Firefighters continued to patrol and secure the fire’s edge on Tuesday. Officials said more rain expected in the evening will help with fire suppression efforts.
More accurate mapping revised the size from an initial estimate of 15,000 acres. Officials said crews were continuing to patrol the fire's edge.
The Poker Fire was discovered around 11 a.m. Sunday on the Hart Mountain National Antelope Refuge, on the northwest side of Hart Mountain, also known as Poker Jim Ridge, according to a midday Monday update from the South Central Oregon Fire Management Partnership.
The agency said about 100 firefighters are on scene working to stop the fire, which more resources are on order. High winds made it difficult for crews to contain the fire Sunday, but the rain made a big difference Monday and Tuesday.

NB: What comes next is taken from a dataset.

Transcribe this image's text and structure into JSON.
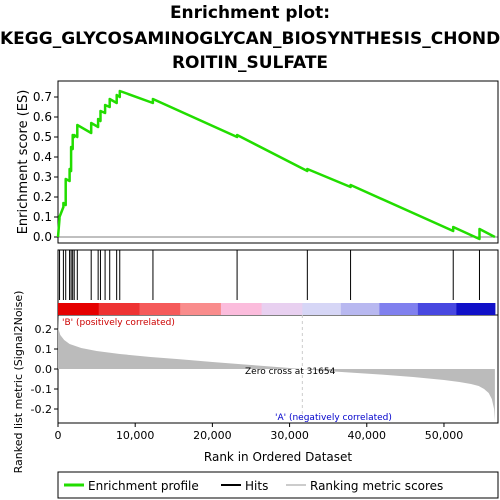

The fire is burning in juniper, brush and grass. The cause has been determined to be a holdover from last week’s lightning event, and there is no estimated containment at this time.
Resources from the BLM, Forest Service, Fish & Wildlife Service and local rangeland fire protection associations are working together to suppress the fire. The Burns Interagency Fire Zone is also assisting by providing fire resources to help with suppression efforts.
Fire managers are also working with partners and nearby landowners on the fire.
Given the location of the fire, smoke will be visible in Plush, Adel, Lakeview and the surrounding area.
Public and firefighter safety is the top priority for all SCOFMP personnel, officials said
While firefighters are busy responding to lightning fires, it’s even more important to remember always make sure your campfire is dead out and never leave a campfire unattended.
Area residents and visitors can report suspected wildfires by calling the Lakeview Interagency Fire Center at 541-947-6315.